Propagandas veiculadas por fabricantes de embalagens de aço vêm deixando o consumidor em dúvida: afinal qual a melhor embalagem para acondicionar alimentos? Qual a que oferece mais segurança e não traz prejuízos à saúde?
  Seja de vidro, metal, plástico ou papel, cada um desses tipos de embalagens tem suas vantagens e desvantagens - ensina o engenheiro de alimentos Fábio Yamashita, professor da Universidade Estadual de Londrina (UEL). Ele alerta que cabe ao consumidor ficar de olho principalmente nos prazos de validade e nas condições da embalagem, para garantir a qualidade do produto.
  Na campanha publicitária que trata sobre as embalagens de aço, estas são indicadas como a opção mais saudável para acondicionar óleos, ao invés das embalagens plásticas. Outra campanha exalta que as latas também oferecem maior segurança aos atomatados (molhos, purês e extratos de tomates) em relação aos vidros, plásticos e acartonados. Informações parcialmente verdadeiras, segundo o professor.
  Ele explica que cada tipo de alimento precisa de determinadas condições para se manter inócuo, prolongando o chamado ‘‘tempo de prateleira’’. ‘‘O princípio básico é proteger o alimento, depois é que vem o marketing em cima da emba-lagem’’, ressalta.
  No caso dos óleos, eles são suscetíveis a oxidação pela luz, principalmente a ultravioleta (UV). Na lata, o óleo fica protegido da luz, e por isso a grande vantagem dessa embalagem, segundo Yamashita, é uma maior vida de prateleira, além da maior resistência física no transporte e armazenamento do produto.

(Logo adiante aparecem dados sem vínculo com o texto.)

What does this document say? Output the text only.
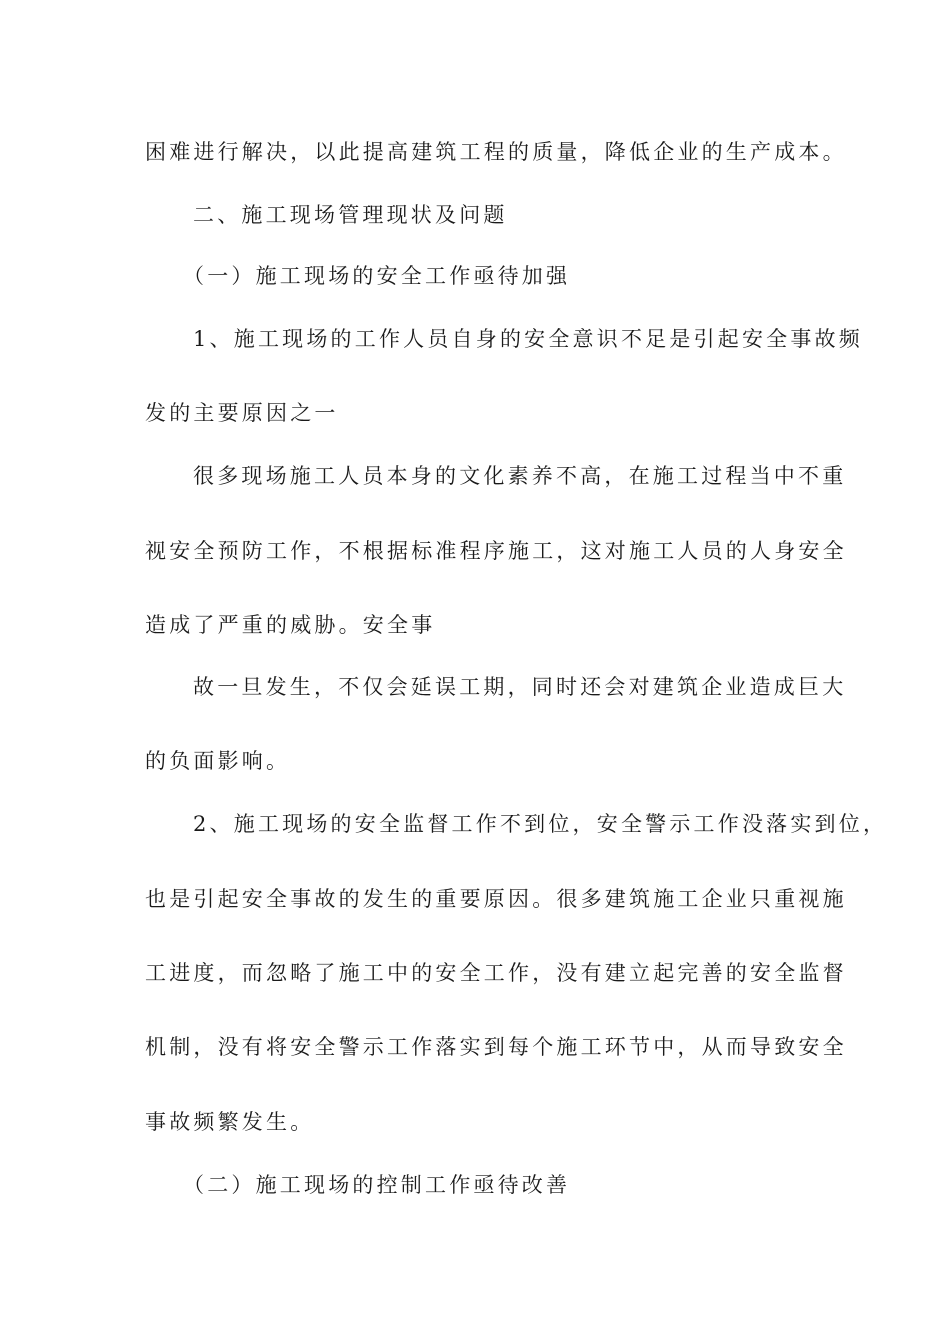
困难进行解决，以此提高建筑工程的质量，降低企业的生产成本。
二、施工现场管理现状及问题
（一）施工现场的安全工作亟待加强
1、施工现场的工作人员自身的安全意识不足是引起安全事故频
发的主要原因之一
很多现场施工人员本身的文化素养不高，在施工过程当中不重
视安全预防工作，不根据标准程序施工，这对施工人员的人身安全
造成了严重的威胁。安全事
故一旦发生，不仅会延误工期，同时还会对建筑企业造成巨大
的负面影响。
2、施工现场的安全监督工作不到位，安全警示工作没落实到位，
也是引起安全事故的发生的重要原因。很多建筑施工企业只重视施
工进度，而忽略了施工中的安全工作，没有建立起完善的安全监督
机制，没有将安全警示工作落实到每个施工环节中，从而导致安全
事故频繁发生。
（二）施工现场的控制工作亟待改善
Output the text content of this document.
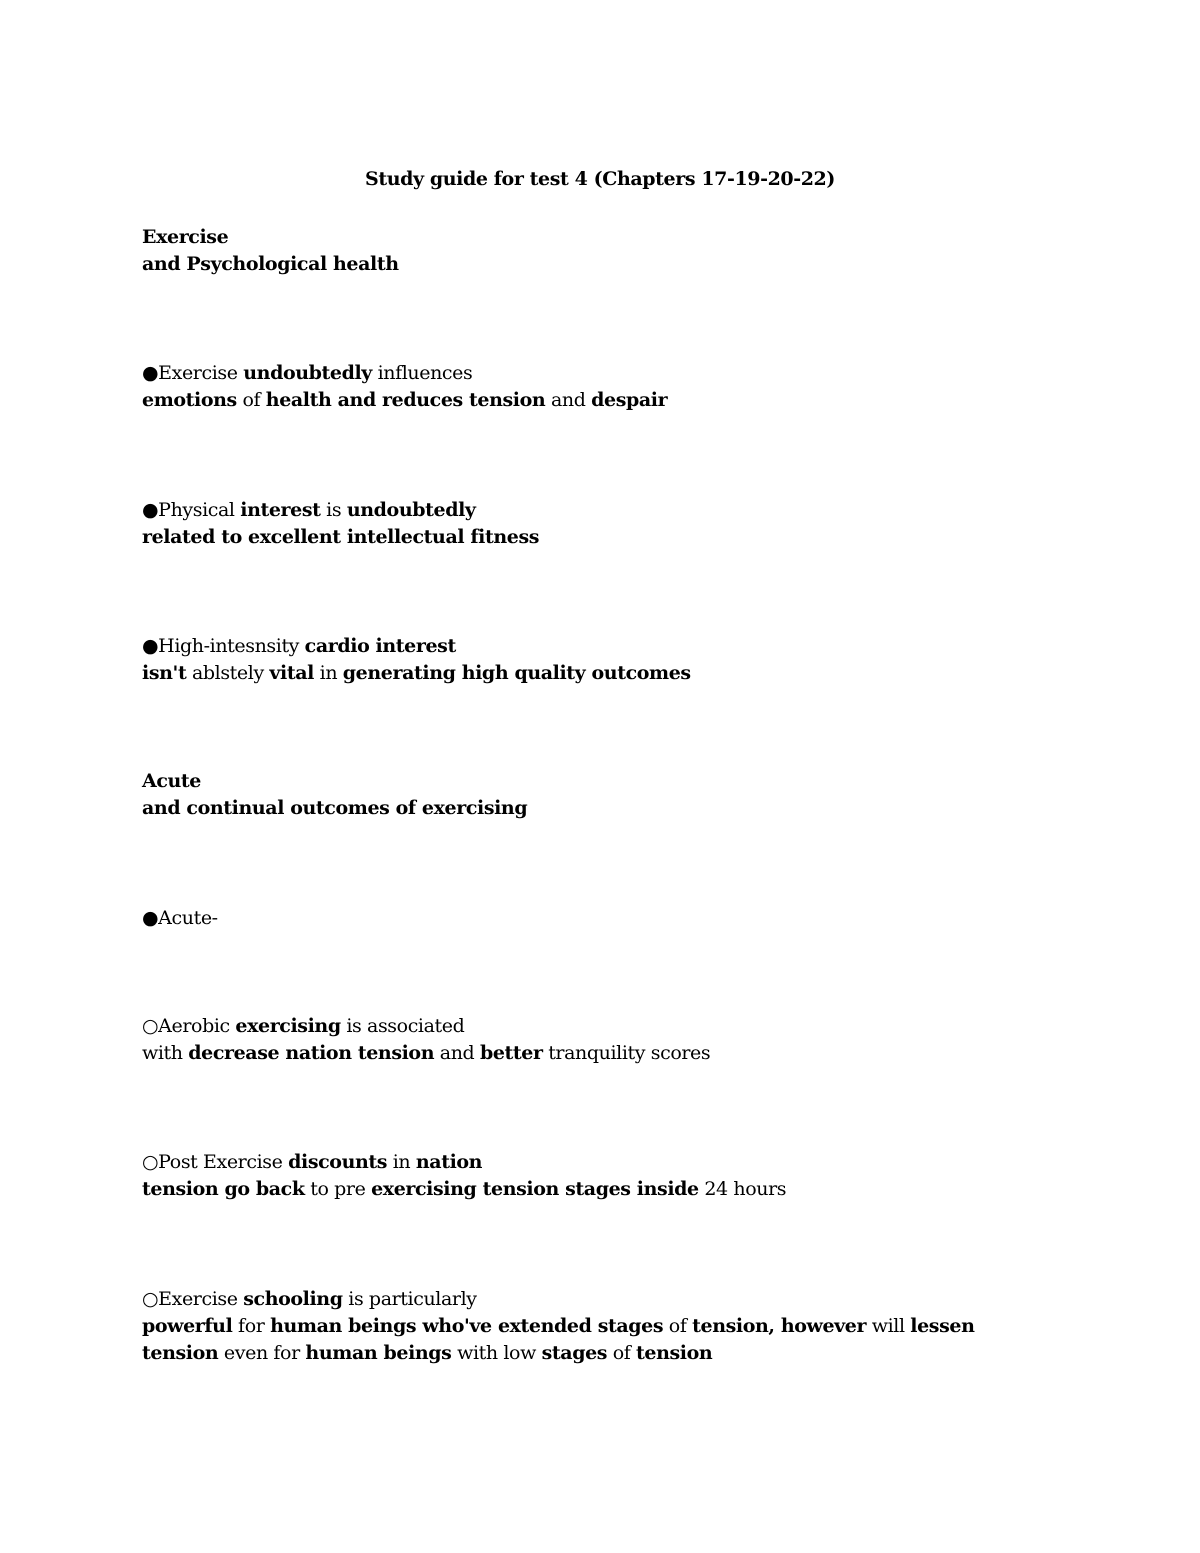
Study guide for test 4 (Chapters 17-19-20-22)
Exercise
and Psychological health
●Exercise undoubtedly influences
emotions of health and reduces tension and despair
●Physical interest is undoubtedly
related to excellent intellectual fitness
●High-intesnsity cardio interest
isn't ablstely vital in generating high quality outcomes
Acute
and continual outcomes of exercising
●Acute-
○Aerobic exercising is associated
with decrease nation tension and better tranquility scores
○Post Exercise discounts in nation
tension go back to pre exercising tension stages inside 24 hours
○Exercise schooling is particularly
powerful for human beings who've extended stages of tension, however will lessen
tension even for human beings with low stages of tension
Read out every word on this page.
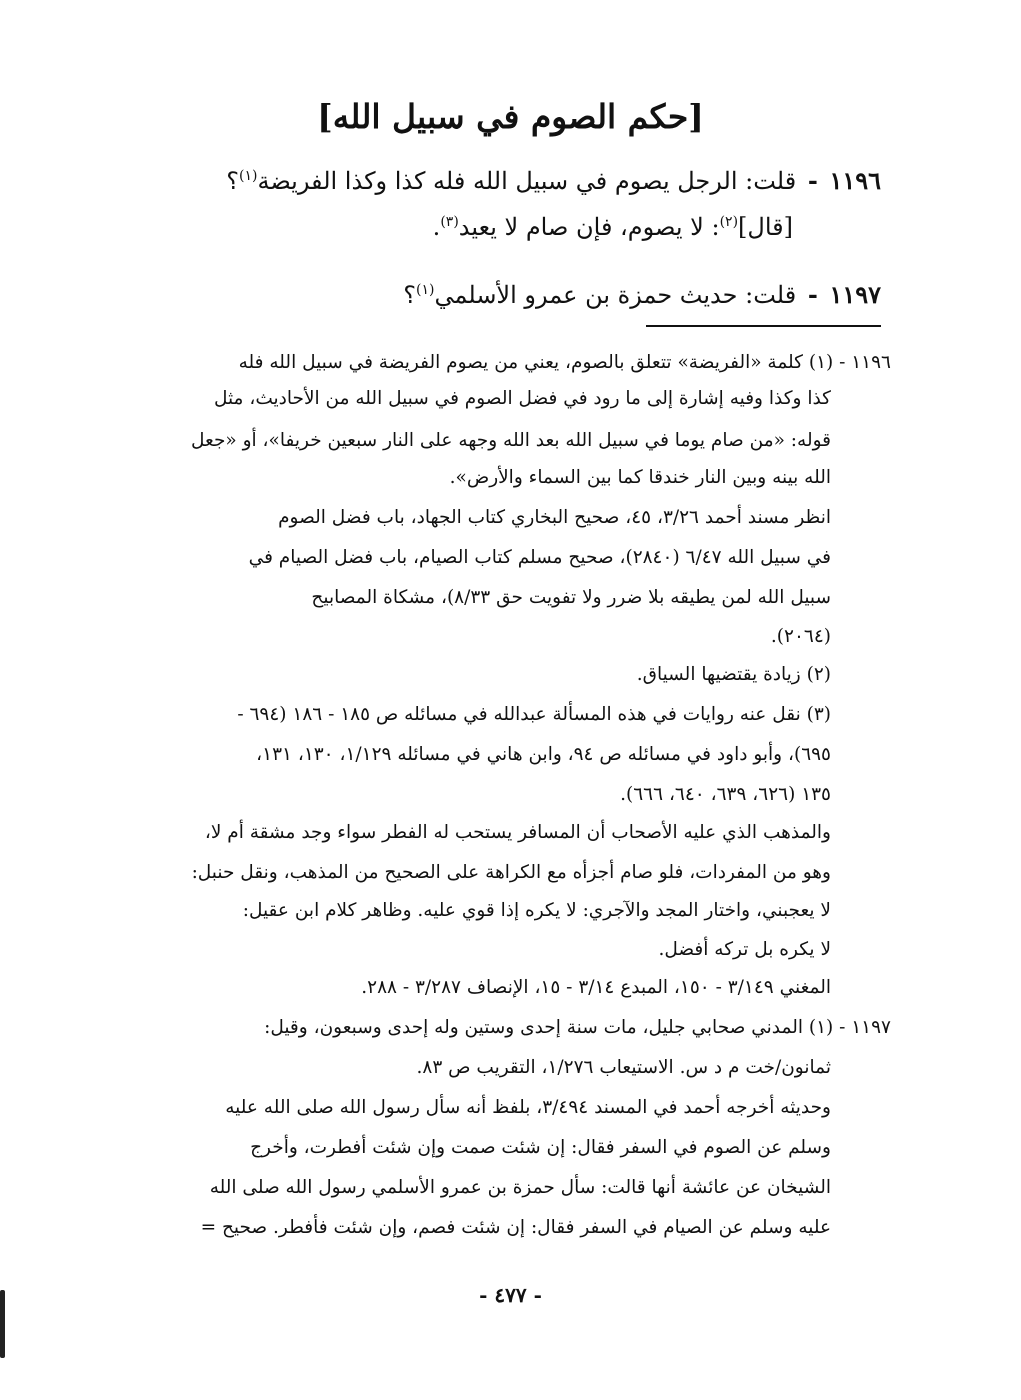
[حكم الصوم في سبيل الله]
١١٩٦ - قلت: الرجل يصوم في سبيل الله فله كذا وكذا الفريضة$^{(١)}$؟
[قال]$^{(٢)}$: لا يصوم، فإن صام لا يعيد$^{(٣)}$.
١١٩٧ - قلت: حديث حمزة بن عمرو الأسلمي$^{(١)}$؟
١١٩٦ - (١) كلمة «الفريضة» تتعلق بالصوم، يعني من يصوم الفريضة في سبيل الله فله
كذا وكذا وفيه إشارة إلى ما رود في فضل الصوم في سبيل الله من الأحاديث، مثل
قوله: «من صام يوما في سبيل الله بعد الله وجهه على النار سبعين خريفا»، أو «جعل
الله بينه وبين النار خندقا كما بين السماء والأرض».
انظر مسند أحمد ٣/٢٦، ٤٥، صحيح البخاري كتاب الجهاد، باب فضل الصوم
في سبيل الله ٦/٤٧ (٢٨٤٠)، صحيح مسلم كتاب الصيام، باب فضل الصيام في
سبيل الله لمن يطيقه بلا ضرر ولا تفويت حق ٨/٣٣)، مشكاة المصابيح
(٢٠٦٤).
(٢) زيادة يقتضيها السياق.
(٣) نقل عنه روايات في هذه المسألة عبدالله في مسائله ص ١٨٥ - ١٨٦ (٦٩٤ -
٦٩٥)، وأبو داود في مسائله ص ٩٤، وابن هاني في مسائله ١/١٢٩، ١٣٠، ١٣١،
١٣٥ (٦٢٦، ٦٣٩، ٦٤٠، ٦٦٦).
والمذهب الذي عليه الأصحاب أن المسافر يستحب له الفطر سواء وجد مشقة أم لا،
وهو من المفردات، فلو صام أجزأه مع الكراهة على الصحيح من المذهب، ونقل حنبل:
لا يعجبني، واختار المجد والآجري: لا يكره إذا قوي عليه. وظاهر كلام ابن عقيل:
لا يكره بل تركه أفضل.
المغني ٣/١٤٩ - ١٥٠، المبدع ٣/١٤ - ١٥، الإنصاف ٣/٢٨٧ - ٢٨٨.
١١٩٧ - (١) المدني صحابي جليل، مات سنة إحدى وستين وله إحدى وسبعون، وقيل:
ثمانون/خت م د س. الاستيعاب ١/٢٧٦، التقريب ص ٨٣.
وحديثه أخرجه أحمد في المسند ٣/٤٩٤، بلفظ أنه سأل رسول الله صلى الله عليه
وسلم عن الصوم في السفر فقال: إن شئت صمت وإن شئت أفطرت، وأخرج
الشيخان عن عائشة أنها قالت: سأل حمزة بن عمرو الأسلمي رسول الله صلى الله
عليه وسلم عن الصيام في السفر فقال: إن شئت فصم، وإن شئت فأفطر. صحيح =
- ٤٧٧ -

  Já na embalagem plástica, transparente, é necessário o uso de um aditivo no óleo, que vai funcionar como um filtro UV. O tempo de validade é menor, o que não quer dizer que o produto não seja bom. ‘‘Não conheço nenhum estudo que aponte que este tipo de embalagem, por causa do aditivo, cause algum prejuízo à saúde. Com o produto dentro do prazo de validade, e a embalagem sem danos, não há problema’’, afirma.
  O que pode acontecer, segundo o engenheiro de alimentos, é o produto ser armazenado de forma errada, possibilitando que o óleo fique um pouco oxidado. ‘‘Neste caso não há dano à saúde, mas o sabor do produto fica um pouco alterado’’, aponta.
  A regra básica de atenção ao prazo de validade e ao estado da embalagem também vale para os atomatados. ‘‘Dentro do prazo de validade, tanto faz a embalagem, lata, vidro ou papel’’, ensina.
  Dentro da lata, explica o professor, um verniz protege a embalagem de alimentos ácidos. Mas uma batida forte na lata pode quebrar esse verniz e possibilitar um ponto de oxidação. ‘‘Um microfuro, que às vezes o consumidor não percebe, pode ser entrada para microorganismos. Por isso, o melhor é não comprar latas danificadas’’, ressalta.
  No caso do leite em pó na lata ou na embalagem plástica a diferença também está no prazo de validade, maior quando a embalagem é a lata.
  Yamashita lembra que o vidro foi perdendo mercado ao longo dos anos, primeiro por ser uma embalagem pesada e de baixa resistência no caso de quedas, mas principalmente pelo desenvolvimento tecnológico das embalagens plásticas. Segundo o professor, apesar da tendência de substituir as embalagens de vidro pelas plásticas, há pelo menos dois argumentos contrários.
  O primeiro é o apelo mercadológico do vidro, que inspira sofisticação - ‘‘quem vai comprar um vinho, por exemplo, em garrafa pet?’’. O outro é a questão ecológica: ‘‘O pet, apesar de reciclável, vem de uma fonte não renovável. Na Europa, os supermercados estão voltando a ter embalagens retornáveis’’.